XMRV has a single-stranded genome that replicates through a DNA intermediate. Its name derives from its similarity to the category of Murine Leukemia Viruses (MuLVs). The genome is 95% identical to several endogenous and 93-94% identical with several exogenous mice retroviruses. XMRV has been isolated from human blood/tissue samples and several reports associate this virus with familial and sporadic prostate cancer.

XMRV was first formally identified in 2006 by Joseph DeRisi and Robert Siliverman in the USA. They identified a mutation in RNase L production (R462Q) in 2002 that resulted in a 50% increase in risk of developing prostate cancer.

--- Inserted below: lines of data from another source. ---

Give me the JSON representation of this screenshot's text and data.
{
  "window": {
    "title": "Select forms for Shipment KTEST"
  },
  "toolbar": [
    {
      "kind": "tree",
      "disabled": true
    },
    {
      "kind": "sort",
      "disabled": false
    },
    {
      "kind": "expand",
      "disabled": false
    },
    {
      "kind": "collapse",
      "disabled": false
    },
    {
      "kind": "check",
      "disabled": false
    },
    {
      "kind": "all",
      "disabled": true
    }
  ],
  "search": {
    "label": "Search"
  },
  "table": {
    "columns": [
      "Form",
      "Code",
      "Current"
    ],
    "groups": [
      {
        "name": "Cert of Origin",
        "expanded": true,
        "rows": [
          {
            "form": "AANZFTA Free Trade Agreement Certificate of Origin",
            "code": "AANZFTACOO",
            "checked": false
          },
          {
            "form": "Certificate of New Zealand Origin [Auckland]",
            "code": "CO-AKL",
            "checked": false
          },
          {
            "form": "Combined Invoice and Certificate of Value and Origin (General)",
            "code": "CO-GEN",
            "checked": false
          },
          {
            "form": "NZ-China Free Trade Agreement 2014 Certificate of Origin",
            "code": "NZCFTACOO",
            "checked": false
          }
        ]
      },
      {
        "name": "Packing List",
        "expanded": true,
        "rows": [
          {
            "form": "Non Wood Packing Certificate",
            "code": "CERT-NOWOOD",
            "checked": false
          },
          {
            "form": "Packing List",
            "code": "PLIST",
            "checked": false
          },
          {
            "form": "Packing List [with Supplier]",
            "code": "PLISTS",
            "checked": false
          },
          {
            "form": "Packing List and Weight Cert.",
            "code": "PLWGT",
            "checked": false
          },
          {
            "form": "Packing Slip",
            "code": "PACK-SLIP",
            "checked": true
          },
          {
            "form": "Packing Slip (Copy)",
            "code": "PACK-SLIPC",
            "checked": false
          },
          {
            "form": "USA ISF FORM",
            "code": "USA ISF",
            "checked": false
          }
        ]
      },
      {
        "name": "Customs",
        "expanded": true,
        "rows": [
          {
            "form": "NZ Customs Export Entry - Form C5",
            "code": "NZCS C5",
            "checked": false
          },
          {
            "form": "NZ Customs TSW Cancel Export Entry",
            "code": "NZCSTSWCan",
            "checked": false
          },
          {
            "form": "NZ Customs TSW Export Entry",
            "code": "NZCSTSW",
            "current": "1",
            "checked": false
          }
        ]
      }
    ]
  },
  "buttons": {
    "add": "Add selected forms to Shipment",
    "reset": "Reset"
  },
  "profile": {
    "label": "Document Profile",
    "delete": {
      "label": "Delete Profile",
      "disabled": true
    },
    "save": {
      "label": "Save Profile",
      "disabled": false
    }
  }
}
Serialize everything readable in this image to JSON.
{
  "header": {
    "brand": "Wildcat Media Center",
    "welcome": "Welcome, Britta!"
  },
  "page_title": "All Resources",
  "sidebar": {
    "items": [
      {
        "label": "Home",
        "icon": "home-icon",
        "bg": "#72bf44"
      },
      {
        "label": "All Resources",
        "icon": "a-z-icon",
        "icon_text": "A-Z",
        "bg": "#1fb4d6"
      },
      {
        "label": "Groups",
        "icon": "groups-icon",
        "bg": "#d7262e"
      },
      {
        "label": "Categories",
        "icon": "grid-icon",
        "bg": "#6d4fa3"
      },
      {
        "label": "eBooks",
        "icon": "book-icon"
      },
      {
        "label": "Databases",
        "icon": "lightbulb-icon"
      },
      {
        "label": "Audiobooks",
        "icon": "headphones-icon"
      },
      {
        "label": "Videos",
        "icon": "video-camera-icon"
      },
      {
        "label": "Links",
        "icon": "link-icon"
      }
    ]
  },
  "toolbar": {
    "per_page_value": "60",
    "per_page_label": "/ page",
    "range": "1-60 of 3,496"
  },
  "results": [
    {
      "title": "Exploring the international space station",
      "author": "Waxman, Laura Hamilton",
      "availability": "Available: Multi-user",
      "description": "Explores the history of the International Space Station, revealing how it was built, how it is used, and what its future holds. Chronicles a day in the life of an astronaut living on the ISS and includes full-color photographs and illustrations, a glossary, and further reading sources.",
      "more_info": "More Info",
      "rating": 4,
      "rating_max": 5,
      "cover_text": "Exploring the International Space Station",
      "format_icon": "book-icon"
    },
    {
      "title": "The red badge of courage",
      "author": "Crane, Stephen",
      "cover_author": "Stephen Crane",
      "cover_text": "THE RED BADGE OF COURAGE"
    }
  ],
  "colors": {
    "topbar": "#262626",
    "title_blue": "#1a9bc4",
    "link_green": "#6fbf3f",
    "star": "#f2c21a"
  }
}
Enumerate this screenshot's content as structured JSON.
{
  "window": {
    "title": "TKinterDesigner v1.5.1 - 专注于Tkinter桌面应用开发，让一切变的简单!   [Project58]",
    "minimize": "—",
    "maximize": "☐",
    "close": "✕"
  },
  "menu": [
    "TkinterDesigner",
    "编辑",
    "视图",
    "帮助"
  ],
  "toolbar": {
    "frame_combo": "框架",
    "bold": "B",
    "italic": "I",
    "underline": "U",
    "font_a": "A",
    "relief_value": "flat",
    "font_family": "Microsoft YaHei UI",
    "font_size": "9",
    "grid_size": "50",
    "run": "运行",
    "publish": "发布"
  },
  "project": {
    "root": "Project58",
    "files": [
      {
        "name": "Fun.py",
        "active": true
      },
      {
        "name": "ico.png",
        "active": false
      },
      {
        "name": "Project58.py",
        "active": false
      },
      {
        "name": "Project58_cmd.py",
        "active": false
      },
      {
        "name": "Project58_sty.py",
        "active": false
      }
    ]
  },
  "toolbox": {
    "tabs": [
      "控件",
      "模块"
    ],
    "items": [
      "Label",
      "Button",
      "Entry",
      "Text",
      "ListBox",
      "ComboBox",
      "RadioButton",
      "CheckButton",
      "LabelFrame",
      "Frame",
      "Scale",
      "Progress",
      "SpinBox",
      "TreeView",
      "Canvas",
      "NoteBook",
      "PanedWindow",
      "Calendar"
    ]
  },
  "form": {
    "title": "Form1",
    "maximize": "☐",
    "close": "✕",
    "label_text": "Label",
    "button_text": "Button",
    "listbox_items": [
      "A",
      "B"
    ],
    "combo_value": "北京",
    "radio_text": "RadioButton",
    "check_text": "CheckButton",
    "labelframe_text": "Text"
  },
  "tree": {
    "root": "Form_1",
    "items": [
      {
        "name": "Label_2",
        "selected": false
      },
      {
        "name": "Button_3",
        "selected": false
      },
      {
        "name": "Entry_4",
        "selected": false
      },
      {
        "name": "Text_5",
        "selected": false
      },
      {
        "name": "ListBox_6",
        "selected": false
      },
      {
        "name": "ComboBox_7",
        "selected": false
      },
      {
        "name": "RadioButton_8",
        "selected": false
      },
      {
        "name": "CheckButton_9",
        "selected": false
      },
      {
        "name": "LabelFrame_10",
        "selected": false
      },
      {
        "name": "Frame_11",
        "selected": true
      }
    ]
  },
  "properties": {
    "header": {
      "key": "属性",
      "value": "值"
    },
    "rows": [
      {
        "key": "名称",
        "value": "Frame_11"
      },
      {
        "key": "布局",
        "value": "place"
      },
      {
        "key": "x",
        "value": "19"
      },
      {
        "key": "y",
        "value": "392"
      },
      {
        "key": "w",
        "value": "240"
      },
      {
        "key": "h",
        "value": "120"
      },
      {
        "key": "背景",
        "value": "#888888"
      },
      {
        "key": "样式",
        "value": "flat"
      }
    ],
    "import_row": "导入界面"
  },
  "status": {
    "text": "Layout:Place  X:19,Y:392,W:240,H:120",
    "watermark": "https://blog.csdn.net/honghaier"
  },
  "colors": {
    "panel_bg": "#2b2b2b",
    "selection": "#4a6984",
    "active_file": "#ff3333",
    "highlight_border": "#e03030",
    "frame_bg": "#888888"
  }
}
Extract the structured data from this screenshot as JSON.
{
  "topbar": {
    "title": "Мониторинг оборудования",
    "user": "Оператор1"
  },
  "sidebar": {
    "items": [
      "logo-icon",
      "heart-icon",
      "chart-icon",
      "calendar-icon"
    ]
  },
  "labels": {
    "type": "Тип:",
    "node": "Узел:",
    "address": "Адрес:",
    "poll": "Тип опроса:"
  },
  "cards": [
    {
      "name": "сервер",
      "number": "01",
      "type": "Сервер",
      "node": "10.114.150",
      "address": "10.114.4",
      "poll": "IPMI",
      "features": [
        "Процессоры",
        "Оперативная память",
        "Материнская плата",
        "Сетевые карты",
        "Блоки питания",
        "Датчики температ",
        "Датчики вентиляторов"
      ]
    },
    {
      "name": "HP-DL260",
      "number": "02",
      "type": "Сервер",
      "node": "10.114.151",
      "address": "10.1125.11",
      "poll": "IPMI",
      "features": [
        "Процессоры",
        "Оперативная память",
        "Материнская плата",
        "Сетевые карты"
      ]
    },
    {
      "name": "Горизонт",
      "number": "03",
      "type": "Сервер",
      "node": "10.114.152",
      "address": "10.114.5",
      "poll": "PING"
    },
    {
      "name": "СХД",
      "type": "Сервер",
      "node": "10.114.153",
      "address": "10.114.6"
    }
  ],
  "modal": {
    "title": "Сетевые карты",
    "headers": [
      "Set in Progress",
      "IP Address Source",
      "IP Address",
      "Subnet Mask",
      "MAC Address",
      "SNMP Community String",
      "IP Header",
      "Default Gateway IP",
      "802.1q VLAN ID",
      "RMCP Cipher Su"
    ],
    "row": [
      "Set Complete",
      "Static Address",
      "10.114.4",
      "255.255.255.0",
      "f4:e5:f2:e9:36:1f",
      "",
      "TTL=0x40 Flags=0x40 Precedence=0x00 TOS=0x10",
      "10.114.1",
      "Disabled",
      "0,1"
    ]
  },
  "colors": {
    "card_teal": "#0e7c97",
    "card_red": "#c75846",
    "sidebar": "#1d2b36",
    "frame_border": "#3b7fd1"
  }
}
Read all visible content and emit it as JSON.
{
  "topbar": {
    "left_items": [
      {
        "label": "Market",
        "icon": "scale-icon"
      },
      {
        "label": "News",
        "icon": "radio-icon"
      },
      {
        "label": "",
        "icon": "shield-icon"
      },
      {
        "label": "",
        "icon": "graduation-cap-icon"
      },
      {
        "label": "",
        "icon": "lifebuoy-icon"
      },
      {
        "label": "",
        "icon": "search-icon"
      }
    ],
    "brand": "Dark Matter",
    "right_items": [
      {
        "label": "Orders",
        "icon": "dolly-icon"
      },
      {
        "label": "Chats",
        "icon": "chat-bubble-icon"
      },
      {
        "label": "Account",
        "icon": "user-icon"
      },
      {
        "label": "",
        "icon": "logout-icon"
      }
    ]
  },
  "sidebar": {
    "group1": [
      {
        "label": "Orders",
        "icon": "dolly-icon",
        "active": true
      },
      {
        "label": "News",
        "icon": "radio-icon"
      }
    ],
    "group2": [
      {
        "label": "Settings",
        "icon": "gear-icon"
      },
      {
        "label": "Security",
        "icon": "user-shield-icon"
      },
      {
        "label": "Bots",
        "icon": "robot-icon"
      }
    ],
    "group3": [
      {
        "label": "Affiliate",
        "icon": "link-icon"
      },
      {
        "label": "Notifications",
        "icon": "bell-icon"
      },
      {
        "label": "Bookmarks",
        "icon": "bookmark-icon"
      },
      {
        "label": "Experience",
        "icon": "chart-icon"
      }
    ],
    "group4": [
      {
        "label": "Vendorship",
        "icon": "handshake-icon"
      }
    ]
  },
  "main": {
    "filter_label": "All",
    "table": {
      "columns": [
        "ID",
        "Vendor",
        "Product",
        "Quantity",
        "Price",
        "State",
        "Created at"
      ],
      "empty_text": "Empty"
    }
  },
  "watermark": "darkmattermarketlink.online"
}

An expanded study found it present in 40% of tumors homozygous for R462Q and only 1.5% of those not. However, another 2009 study found an XMRV infection in 23% subjects independent of RNase L gene variation. Studies in Germany found that no XMRV-specific sequences in the DNA or RNA of prostate cancer patient samples; and no XMRV assoication with non-familiial (sporadic) prostate cancer. A study of Irish prostate cancer patients also found no evidence of R462Q mutation. So whilst there may be an increased risk from having two R462Q genes, there is no definite link between XMRV and Prostate cancer, merely increased probability in certain studies. The method of transmission of XMRV is not fully understood, whether sexually transmitted or otherwise.

The July 2009 study of Chronic Fatigue Syndrome patients published in Science journal found XMRV in 67% of a group of 101 CFS patients but in only 4% of heathy controls. The authors suggested that XMRV may cause CFS or be a passenger co-infection, but the results were hardly conclusive, i.e. some healthy controls having the virus, and nearly a third of CFS patients studied not having the virus at all.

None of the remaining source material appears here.